Abuse Report Feed – https://www.webiron.com/abuse_feed/
Our latest additions are unresolved abuse leaderboards for both web and non-web attacks. You can filter by hosting company country.
Top 100 Unresolved Abuse Leaderboards
- Web – https://www.webiron.com/abuse_web_leaderboard/
- Net – https://www.webiron.com/abuse_net_leaderboard/
Our bot node feed displays information bot networks and their new node discoveries. From here you can see easily see if a bot has associated malware, it’s tracked node count, when a node was discovered and the nodes hosting network. It is also available as a RSS feed and JSON formats for easy parsing.
Bot Network Feed – https://www.webiron.com/bot_feed/
You can lookup information on a particular bot on our bot lookup page.
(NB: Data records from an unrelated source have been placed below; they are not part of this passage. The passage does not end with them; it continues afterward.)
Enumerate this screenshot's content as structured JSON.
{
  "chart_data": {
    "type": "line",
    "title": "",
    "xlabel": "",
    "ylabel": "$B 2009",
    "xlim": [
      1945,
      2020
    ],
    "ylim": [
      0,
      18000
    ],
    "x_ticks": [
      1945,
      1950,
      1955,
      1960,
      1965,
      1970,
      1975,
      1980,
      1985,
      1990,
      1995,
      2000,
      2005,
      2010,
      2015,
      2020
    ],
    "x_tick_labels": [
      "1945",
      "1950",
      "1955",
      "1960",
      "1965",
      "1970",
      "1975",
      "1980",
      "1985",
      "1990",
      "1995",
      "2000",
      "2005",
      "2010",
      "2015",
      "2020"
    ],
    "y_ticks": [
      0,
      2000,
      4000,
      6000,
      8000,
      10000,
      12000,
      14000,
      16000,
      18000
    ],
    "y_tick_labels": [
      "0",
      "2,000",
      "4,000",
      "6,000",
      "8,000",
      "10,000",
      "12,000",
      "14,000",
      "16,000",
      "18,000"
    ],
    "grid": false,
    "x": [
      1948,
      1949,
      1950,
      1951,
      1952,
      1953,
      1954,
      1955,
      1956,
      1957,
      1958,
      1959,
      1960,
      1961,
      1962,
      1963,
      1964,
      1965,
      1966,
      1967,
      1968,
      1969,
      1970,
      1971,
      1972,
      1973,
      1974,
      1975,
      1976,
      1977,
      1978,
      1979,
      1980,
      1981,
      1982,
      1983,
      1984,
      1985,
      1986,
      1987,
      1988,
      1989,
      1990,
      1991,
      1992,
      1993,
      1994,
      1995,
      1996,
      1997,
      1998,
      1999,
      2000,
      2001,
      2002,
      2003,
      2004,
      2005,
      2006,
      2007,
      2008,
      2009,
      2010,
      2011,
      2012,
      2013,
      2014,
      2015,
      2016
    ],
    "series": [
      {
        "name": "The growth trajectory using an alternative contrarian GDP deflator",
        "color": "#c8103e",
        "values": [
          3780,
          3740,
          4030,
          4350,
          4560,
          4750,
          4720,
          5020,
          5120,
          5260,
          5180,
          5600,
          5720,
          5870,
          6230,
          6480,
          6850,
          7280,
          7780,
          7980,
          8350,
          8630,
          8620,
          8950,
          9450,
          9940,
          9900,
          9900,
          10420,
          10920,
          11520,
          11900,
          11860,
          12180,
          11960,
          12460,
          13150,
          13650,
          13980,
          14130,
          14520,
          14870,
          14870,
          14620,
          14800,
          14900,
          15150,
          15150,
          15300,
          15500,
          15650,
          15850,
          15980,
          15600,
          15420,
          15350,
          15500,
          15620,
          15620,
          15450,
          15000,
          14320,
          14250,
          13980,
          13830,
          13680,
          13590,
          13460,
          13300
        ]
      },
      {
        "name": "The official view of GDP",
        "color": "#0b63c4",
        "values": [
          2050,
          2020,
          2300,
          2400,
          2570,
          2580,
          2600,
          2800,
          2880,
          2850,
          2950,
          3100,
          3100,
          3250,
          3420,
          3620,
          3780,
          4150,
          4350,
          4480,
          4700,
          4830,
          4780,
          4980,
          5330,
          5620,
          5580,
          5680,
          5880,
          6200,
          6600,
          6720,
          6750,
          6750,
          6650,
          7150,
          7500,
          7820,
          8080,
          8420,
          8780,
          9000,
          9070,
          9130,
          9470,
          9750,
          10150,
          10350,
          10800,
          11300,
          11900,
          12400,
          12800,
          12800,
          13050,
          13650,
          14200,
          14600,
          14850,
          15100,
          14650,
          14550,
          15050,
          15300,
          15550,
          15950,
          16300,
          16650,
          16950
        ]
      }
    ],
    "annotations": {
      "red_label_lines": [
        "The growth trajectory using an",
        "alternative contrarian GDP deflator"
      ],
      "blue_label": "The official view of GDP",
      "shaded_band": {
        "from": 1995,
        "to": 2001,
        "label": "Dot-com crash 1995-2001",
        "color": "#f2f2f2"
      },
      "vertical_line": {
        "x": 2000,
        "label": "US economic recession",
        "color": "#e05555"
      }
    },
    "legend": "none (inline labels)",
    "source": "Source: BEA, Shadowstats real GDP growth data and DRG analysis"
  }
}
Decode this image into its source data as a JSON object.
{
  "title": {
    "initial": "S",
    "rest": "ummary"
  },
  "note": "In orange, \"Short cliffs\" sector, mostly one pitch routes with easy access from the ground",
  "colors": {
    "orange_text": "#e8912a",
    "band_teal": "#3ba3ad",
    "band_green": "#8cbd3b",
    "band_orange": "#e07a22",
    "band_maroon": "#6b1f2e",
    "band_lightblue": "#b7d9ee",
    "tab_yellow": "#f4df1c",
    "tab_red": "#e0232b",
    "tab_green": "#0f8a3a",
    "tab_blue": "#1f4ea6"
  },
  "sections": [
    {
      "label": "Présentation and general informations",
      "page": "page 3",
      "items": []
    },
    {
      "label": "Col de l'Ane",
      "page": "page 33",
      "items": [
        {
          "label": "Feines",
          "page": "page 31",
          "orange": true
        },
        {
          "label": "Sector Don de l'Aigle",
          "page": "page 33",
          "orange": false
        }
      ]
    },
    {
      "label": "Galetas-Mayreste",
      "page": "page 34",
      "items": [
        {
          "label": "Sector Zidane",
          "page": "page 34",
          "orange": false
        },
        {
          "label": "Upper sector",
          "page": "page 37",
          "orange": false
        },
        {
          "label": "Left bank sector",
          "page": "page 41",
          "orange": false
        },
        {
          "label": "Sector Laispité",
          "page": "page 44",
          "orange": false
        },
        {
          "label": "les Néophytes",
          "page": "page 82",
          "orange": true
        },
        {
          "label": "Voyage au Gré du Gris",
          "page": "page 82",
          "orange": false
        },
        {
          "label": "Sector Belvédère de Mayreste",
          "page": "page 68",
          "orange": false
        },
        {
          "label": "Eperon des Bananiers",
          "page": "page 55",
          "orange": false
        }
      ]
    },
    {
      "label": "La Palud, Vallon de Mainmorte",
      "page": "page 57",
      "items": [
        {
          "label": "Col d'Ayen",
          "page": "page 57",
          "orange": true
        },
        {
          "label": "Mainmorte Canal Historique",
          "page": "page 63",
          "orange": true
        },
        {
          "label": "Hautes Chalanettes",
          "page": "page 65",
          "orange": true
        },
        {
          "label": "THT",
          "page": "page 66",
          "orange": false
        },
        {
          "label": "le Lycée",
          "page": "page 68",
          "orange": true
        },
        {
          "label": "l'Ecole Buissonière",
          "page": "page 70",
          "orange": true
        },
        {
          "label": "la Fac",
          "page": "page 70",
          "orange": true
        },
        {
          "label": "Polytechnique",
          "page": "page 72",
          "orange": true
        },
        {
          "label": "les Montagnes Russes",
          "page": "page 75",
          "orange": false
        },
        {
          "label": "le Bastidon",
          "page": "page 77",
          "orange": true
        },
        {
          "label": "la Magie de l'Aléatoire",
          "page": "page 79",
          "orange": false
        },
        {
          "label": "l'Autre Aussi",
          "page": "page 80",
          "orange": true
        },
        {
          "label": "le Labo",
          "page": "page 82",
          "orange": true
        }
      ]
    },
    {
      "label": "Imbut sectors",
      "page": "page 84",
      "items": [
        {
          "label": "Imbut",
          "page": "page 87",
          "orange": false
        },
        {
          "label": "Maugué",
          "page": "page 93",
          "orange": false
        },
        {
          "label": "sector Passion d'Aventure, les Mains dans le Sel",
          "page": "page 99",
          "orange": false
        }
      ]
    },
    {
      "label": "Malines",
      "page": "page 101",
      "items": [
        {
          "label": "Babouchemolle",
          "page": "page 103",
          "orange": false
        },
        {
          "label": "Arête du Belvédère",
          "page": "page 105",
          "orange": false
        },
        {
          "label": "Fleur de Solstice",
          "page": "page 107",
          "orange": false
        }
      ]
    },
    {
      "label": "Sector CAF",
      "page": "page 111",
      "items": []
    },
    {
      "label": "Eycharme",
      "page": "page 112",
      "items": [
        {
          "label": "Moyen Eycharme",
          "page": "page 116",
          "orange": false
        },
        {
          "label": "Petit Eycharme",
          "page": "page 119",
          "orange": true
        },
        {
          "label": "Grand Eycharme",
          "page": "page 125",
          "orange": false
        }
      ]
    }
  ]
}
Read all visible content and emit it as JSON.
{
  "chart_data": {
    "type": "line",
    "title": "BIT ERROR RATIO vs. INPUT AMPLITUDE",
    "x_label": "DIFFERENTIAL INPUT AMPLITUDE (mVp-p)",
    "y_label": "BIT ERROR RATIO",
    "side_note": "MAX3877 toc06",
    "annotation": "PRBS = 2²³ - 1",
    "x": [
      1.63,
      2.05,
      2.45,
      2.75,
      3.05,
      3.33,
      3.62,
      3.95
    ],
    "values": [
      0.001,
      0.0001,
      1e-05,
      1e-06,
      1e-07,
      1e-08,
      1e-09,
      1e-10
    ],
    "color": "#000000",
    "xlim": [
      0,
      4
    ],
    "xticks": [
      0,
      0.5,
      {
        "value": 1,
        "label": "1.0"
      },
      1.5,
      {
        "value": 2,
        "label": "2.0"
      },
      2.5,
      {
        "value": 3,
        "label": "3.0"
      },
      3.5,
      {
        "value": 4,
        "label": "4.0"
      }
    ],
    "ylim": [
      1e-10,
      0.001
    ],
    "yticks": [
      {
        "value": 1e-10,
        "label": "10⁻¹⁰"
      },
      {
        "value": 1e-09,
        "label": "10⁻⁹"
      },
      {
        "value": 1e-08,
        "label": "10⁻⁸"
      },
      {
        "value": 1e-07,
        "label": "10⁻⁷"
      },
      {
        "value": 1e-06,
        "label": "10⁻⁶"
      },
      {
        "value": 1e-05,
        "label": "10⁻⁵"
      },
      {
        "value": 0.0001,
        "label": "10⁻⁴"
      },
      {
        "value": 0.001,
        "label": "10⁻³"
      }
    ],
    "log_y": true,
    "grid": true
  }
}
Here you can find what the bot has been observed doing, request header information, command arguments, node list with last spotted timestamp, node counts, and associated malware.
Bot Lookup – https://www.webiron.com/bot_lookup/
We gather malware information either via blocked upload or post processing extraction. In our file capture feed you can find files blocked as part of attacks. Most files are malware while some are blocked as vulnerability attempt test files.
File Capture Feed – https://www.webiron.com/file_feed/
You can view details of captured files like how it was captured, when it was first spotted, when it was last blocked, bots the file is associated with, and in some cases the content of the malware.